Shields is the last representative of the garden club members who rolled up their sleeves and brought visitors to Natchez for the first Pilgrimage.
Shields, who at the time was Mary Louise Kendall and married to Natchez businessman and civic leader William Kendall, was pivotal in creating the first Pilgrimage and remained an active member of the club years after.
“She’s someone I think we all admire and certainly respect for the work she did to get us where we are today,” said Marsha Colson, who previously served as NPT executive director. “I’ve always admired her and looked up to her.”
The first year Colson served as executive director, Shields came to the first meeting to show her support of the newest director.
“She was well over 100 at that point and the stairs at Stanton (Hall) make everyone huff and puff when they get up there,” Colson said. “The first board meeting I presided over, she walked up those stairs to show support for me, which meant so much.”
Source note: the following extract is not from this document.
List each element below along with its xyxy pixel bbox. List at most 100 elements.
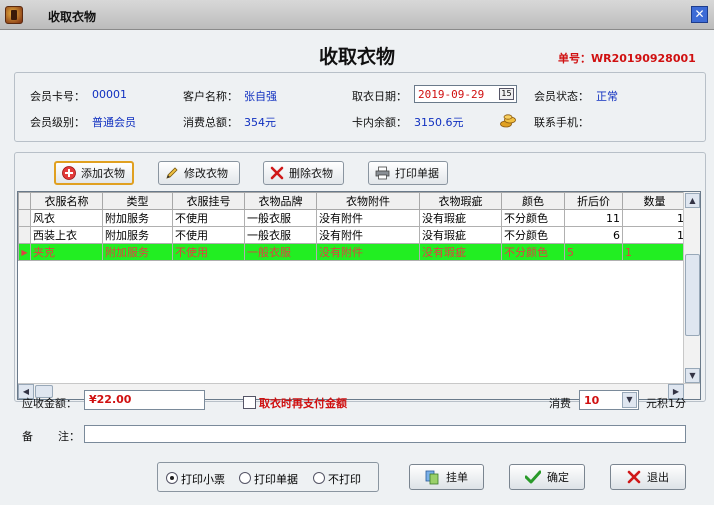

Colson said Shields even attended a few meetings after that to give her two cents on matters she didn’t think were handled properly.
“She came to another board meeting a few years ago and said, ‘I know I came to the first board meeting and supported you, but I want you to know I’m not happy with what you’ve done,’” Colson said. “I really appreciated her support and respected her frankness and openness in speaking her mind no matter what.
“It really showed me what a sharp lady she was.”
But Shields had other qualities, such as a being a strong businesswoman, that Colson also appreciated.
Shields began working for Coca-Cola when her husband’s family purchased the franchise.
“She worked for years in the Coca-Cola bottling company and was very involved in running that,” Colson said. “She was a very sharp businesswoman, which made me respect her even more.”
Apart from business, Shields also enjoyed and became involved in politics. For 12 years, she served as Mississippi’s National Democratic Party committeewoman.
Shields met several presidents including Woodrow Wilson, attended presidential inaugurations and White House functions and even hosted two first ladies — Eleanor Roosevelt and Lady Bird Johnson — in Natchez.
Shields began greeting visitors to her home, Montaigne, in the 1930s and later embraced the nickname “the mistress of Montaigne.”
In the antebellum house built in 1855, Shields would often host weekly bridge games for her close friends and family.
“We used to play bridge every Tuesday afternoon, and she was a very good player,” Kate Don Green, who owns Oakland, said. “She and her husband used to play bridge with my mother and father, and I’ve always just been so fond of her.”
But as for any particular stories or conversations around the table during a bridge game, Green couldn’t recall any.
“She was pretty serious about playing bridge, so we didn’t do much talking,” Green said, laughing. “She was very competitive.”